Marco Caldiroli “Uno spazio recuperato, rinnovato e a disposizione dei milanesi
per il loro diritto alla salute.”
Verrà inaugurata domani, venerdì 27 marzo, ore 17:00, la nuova sede di Medicina
Democratica, in Via Carlo Imbonati 23 a Milano (Zona Maciachini – Municipio 9).
Un “regalo” davvero speciale per il 50° anniversario dalla sua costituzione,
perché la nuova sede è stata realizzata grazie al bando comunale per il recupero
a fini sociali di locali confiscati alla criminalità organizzata, che sono stati
assegnati appunto a Medicina Democratica, un suggello e un riconoscimento per
una storia di impegno e attività in difesa del diritto alla salute di tutti/e,
lunga mezzo secolo.
“La nostra sede nazionale è sempre stata a Milano dalla nascita di Medicina
Democratica come Movimento di Lotta per la Salute, e cioè dal 1976: per il
nostro compleanno regaliamo una sede nuova, facilmente accessibile da parte di
tutti e tutte, che vogliamo mettere a disposizione delle associazioni e dei
comitati attivi in quest’area caratterizzata da diverse problematiche”, ha
sottolineato Marco Caldiroli, presidente di Medicina Democratica. “Si tratta di
una zona popolare multietnica, con problemi che vanno dal diritto alle cure, al
diritto alla casa… Ci sono associazioni che lavorano sui temi del disagio
minorile con diversi progetti.
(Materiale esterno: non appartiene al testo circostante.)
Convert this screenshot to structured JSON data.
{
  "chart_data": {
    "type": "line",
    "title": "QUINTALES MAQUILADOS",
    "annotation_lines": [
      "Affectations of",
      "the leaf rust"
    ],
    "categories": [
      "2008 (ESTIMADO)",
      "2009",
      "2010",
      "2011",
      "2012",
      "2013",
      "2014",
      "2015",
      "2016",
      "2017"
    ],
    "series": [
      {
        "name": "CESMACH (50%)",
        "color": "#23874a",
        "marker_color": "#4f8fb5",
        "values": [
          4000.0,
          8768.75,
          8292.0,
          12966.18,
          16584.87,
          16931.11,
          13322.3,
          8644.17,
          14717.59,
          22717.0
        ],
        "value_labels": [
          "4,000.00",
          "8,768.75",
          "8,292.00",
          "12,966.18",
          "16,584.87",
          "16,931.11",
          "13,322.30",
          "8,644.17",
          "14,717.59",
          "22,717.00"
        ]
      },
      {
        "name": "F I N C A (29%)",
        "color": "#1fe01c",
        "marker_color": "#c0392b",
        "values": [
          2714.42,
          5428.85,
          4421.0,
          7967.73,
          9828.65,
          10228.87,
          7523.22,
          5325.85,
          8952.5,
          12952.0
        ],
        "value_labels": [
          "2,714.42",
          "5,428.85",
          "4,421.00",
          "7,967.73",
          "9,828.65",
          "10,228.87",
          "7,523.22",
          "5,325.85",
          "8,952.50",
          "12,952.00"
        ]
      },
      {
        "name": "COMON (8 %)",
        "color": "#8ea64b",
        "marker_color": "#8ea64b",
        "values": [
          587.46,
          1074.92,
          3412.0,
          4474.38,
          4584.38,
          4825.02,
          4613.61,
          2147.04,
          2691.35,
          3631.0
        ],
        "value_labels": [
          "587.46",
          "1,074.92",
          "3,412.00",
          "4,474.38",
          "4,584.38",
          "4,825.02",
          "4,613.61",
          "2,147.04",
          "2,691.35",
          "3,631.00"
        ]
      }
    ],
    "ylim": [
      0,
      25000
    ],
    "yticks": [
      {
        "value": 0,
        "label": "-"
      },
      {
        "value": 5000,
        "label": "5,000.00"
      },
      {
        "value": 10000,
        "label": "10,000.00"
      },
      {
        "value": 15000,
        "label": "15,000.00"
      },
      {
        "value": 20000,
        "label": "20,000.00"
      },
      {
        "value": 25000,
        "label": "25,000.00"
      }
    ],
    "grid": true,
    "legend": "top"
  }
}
Non mancano problematiche relative alla
popolazione anziana, alle attività del consultorio sui quali è attivo un
comitato per la sanità pubblica. Senza contare le attività storiche di Medicina
Democratica assieme ad altre associazioni, anche in relazione all’Ospedale
Niguarda, con le iniziative sulla disabilità e le unità spinali…”
Nella nuova sede oltre alle attività associative, saranno disponibili servizi di
sportello relativi al diritto alla salute, alla gestione dei manufatti in
amianto e sulla sicurezza e igiene del lavoro. Inoltre si prevedono
collaborazioni con altre realtà associative per ulteriori servizi, tutti
gratuiti e gestiti da volontari. I programmi e le aperture saranno disponibili
anche sul sito www.medicinademocratica.org .
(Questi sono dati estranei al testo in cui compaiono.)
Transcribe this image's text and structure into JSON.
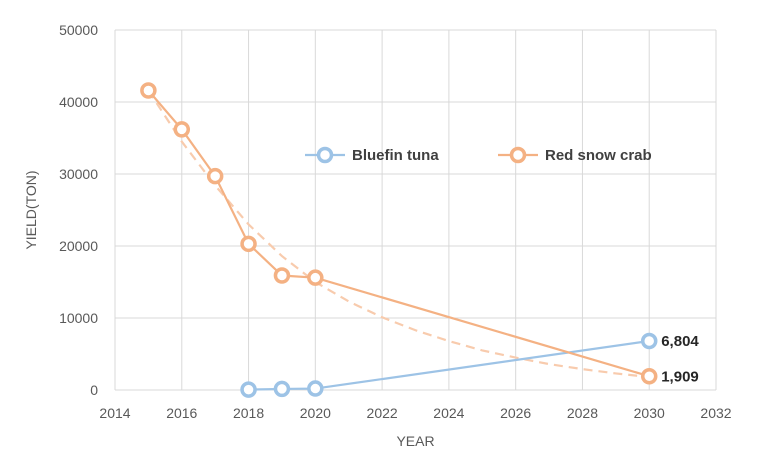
{
  "chart_data": {
    "type": "line",
    "xlabel": "YEAR",
    "ylabel": "YIELD(TON)",
    "xlim": [
      2014,
      2032
    ],
    "ylim": [
      0,
      50000
    ],
    "x_ticks": [
      2014,
      2016,
      2018,
      2020,
      2022,
      2024,
      2026,
      2028,
      2030,
      2032
    ],
    "y_ticks": [
      0,
      10000,
      20000,
      30000,
      40000,
      50000
    ],
    "grid": true,
    "legend_position": "top-right",
    "series": [
      {
        "name": "Bluefin tuna",
        "color": "#9DC3E6",
        "x": [
          2018,
          2019,
          2020,
          2030
        ],
        "y": [
          50,
          150,
          200,
          6804
        ]
      },
      {
        "name": "Red snow crab",
        "color": "#F4B183",
        "x": [
          2015,
          2016,
          2017,
          2018,
          2019,
          2020,
          2030
        ],
        "y": [
          41600,
          36200,
          29700,
          20300,
          15900,
          15600,
          1909
        ]
      }
    ],
    "trendline": {
      "series": "Red snow crab",
      "style": "dashed",
      "color": "#F8CBAD",
      "x": [
        2015,
        2016,
        2017,
        2018,
        2019,
        2020,
        2021,
        2022,
        2023,
        2024,
        2025,
        2026,
        2027,
        2028,
        2029,
        2030
      ],
      "y": [
        41600,
        34500,
        28400,
        23000,
        18600,
        15000,
        12300,
        10100,
        8300,
        6800,
        5500,
        4500,
        3600,
        2900,
        2300,
        1800
      ]
    },
    "data_labels": [
      {
        "series": "Bluefin tuna",
        "x": 2030,
        "y": 6804,
        "text": "6,804"
      },
      {
        "series": "Red snow crab",
        "x": 2030,
        "y": 1909,
        "text": "1,909"
      }
    ]
  }
}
“Non è stato un intervento semplice” ha aggiunto Marco Caldiroli “in quanto
abbiamo dovuto procedere al ripristino integrale dei locali e degli impianti,
sottratti, danneggiati o resi inservibili dai precedenti proprietari, con costi
e lavori importanti, ma siamo soddisfatti del risultato e faremo del nostro
meglio per rendere quei locali accoglienti e utili per chi vive nel quartiere e
per i milanesi tutti. Ringraziamo i tecnici dell’Ufficio Spazi sociali e
Immobili Confiscati alla criminalità organizzata (Direzione Welfare e Salute)
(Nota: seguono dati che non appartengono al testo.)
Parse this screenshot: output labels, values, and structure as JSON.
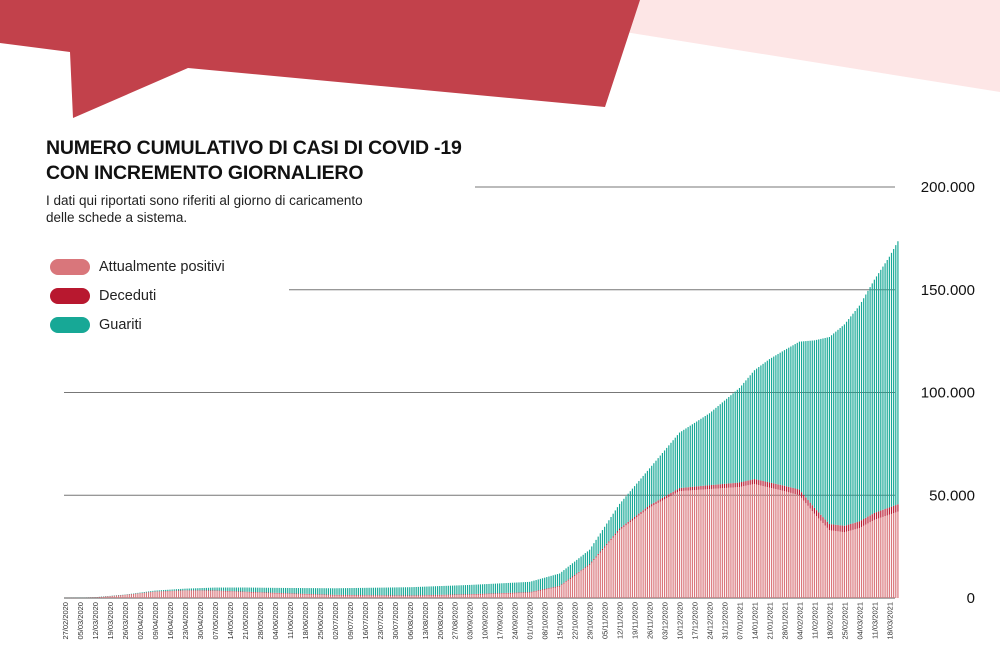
{
  "header": {
    "title_line1": "NUMERO CUMULATIVO DI CASI DI COVID -19",
    "title_line2": "CON INCREMENTO GIORNALIERO",
    "subtitle_line1": "I dati qui riportati sono riferiti al giorno di caricamento",
    "subtitle_line2": "delle schede a sistema."
  },
  "colors": {
    "banner": "#c2414b",
    "banner_light": "#fde6e6",
    "attualmente_positivi": "#d9767b",
    "deceduti": "#b8182f",
    "guariti": "#17a896",
    "gridline": "#777777"
  },
  "legend": [
    {
      "label": "Attualmente positivi",
      "color": "#d9767b"
    },
    {
      "label": "Deceduti",
      "color": "#b8182f"
    },
    {
      "label": "Guariti",
      "color": "#17a896"
    }
  ],
  "chart_data": {
    "type": "bar",
    "stacked": true,
    "title": "NUMERO CUMULATIVO DI CASI DI COVID -19 CON INCREMENTO GIORNALIERO",
    "xlabel": "",
    "ylabel": "",
    "ylim": [
      0,
      200000
    ],
    "y_ticks": [
      0,
      50000,
      100000,
      150000,
      200000
    ],
    "y_tick_labels": [
      "0",
      "50.000",
      "100.000",
      "150.000",
      "200.000"
    ],
    "legend_position": "top-left",
    "grid": true,
    "x_range": [
      "27/02/2020",
      "22/03/2021"
    ],
    "x_tick_labels": [
      "27/02/2020",
      "05/03/2020",
      "12/03/2020",
      "19/03/2020",
      "26/03/2020",
      "02/04/2020",
      "09/04/2020",
      "16/04/2020",
      "23/04/2020",
      "30/04/2020",
      "07/05/2020",
      "14/05/2020",
      "21/05/2020",
      "28/05/2020",
      "04/06/2020",
      "11/06/2020",
      "18/06/2020",
      "25/06/2020",
      "02/07/2020",
      "09/07/2020",
      "16/07/2020",
      "23/07/2020",
      "30/07/2020",
      "06/08/2020",
      "13/08/2020",
      "20/08/2020",
      "27/08/2020",
      "03/09/2020",
      "10/09/2020",
      "17/09/2020",
      "24/09/2020",
      "01/10/2020",
      "08/10/2020",
      "15/10/2020",
      "22/10/2020",
      "29/10/2020",
      "05/11/2020",
      "12/11/2020",
      "19/11/2020",
      "26/11/2020",
      "03/12/2020",
      "10/12/2020",
      "17/12/2020",
      "24/12/2020",
      "31/12/2020",
      "07/01/2021",
      "14/01/2021",
      "21/01/2021",
      "28/01/2021",
      "04/02/2021",
      "11/02/2021",
      "18/02/2021",
      "25/02/2021",
      "04/03/2021",
      "11/03/2021",
      "18/03/2021"
    ],
    "series": [
      {
        "name": "Attualmente positivi",
        "color": "#d9767b",
        "keypoints": [
          [
            "27/02/2020",
            0
          ],
          [
            "12/03/2020",
            300
          ],
          [
            "26/03/2020",
            1500
          ],
          [
            "09/04/2020",
            3000
          ],
          [
            "23/04/2020",
            3500
          ],
          [
            "07/05/2020",
            3400
          ],
          [
            "04/06/2020",
            2200
          ],
          [
            "02/07/2020",
            1200
          ],
          [
            "06/08/2020",
            900
          ],
          [
            "03/09/2020",
            1500
          ],
          [
            "01/10/2020",
            2500
          ],
          [
            "15/10/2020",
            5500
          ],
          [
            "29/10/2020",
            16000
          ],
          [
            "12/11/2020",
            33000
          ],
          [
            "26/11/2020",
            44000
          ],
          [
            "10/12/2020",
            52000
          ],
          [
            "24/12/2020",
            53000
          ],
          [
            "07/01/2021",
            54000
          ],
          [
            "14/01/2021",
            55500
          ],
          [
            "28/01/2021",
            52000
          ],
          [
            "04/02/2021",
            50000
          ],
          [
            "11/02/2021",
            41000
          ],
          [
            "18/02/2021",
            33000
          ],
          [
            "25/02/2021",
            32000
          ],
          [
            "04/03/2021",
            34000
          ],
          [
            "11/03/2021",
            38000
          ],
          [
            "22/03/2021",
            42000
          ]
        ]
      },
      {
        "name": "Deceduti",
        "color": "#b8182f",
        "keypoints": [
          [
            "27/02/2020",
            0
          ],
          [
            "26/03/2020",
            60
          ],
          [
            "23/04/2020",
            250
          ],
          [
            "04/06/2020",
            330
          ],
          [
            "01/10/2020",
            360
          ],
          [
            "29/10/2020",
            500
          ],
          [
            "26/11/2020",
            1100
          ],
          [
            "24/12/2020",
            1900
          ],
          [
            "21/01/2021",
            2500
          ],
          [
            "18/02/2021",
            3000
          ],
          [
            "22/03/2021",
            3600
          ]
        ]
      },
      {
        "name": "Guariti",
        "color": "#17a896",
        "keypoints": [
          [
            "27/02/2020",
            0
          ],
          [
            "26/03/2020",
            100
          ],
          [
            "23/04/2020",
            800
          ],
          [
            "21/05/2020",
            2000
          ],
          [
            "02/07/2020",
            3200
          ],
          [
            "06/08/2020",
            4000
          ],
          [
            "03/09/2020",
            4500
          ],
          [
            "01/10/2020",
            5000
          ],
          [
            "29/10/2020",
            7000
          ],
          [
            "12/11/2020",
            12000
          ],
          [
            "26/11/2020",
            18000
          ],
          [
            "10/12/2020",
            27000
          ],
          [
            "24/12/2020",
            35000
          ],
          [
            "07/01/2021",
            46000
          ],
          [
            "21/01/2021",
            60000
          ],
          [
            "04/02/2021",
            72000
          ],
          [
            "18/02/2021",
            91000
          ],
          [
            "04/03/2021",
            105000
          ],
          [
            "18/03/2021",
            122000
          ],
          [
            "22/03/2021",
            128000
          ]
        ]
      }
    ]
  }
}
per la collaborazione e la disponibilità lungo questo percorso e sicuramente per
il futuro”.
L’inaugurazione della nuova sede avviene a 20 giorni dal XI Congresso di
Medicina Democratica, previsto dal 17 al 19 aprile, all’Auditorium Teresa Sarti
Strada, Viale Cà Granda 19, con il patrocinio del Municipio 9.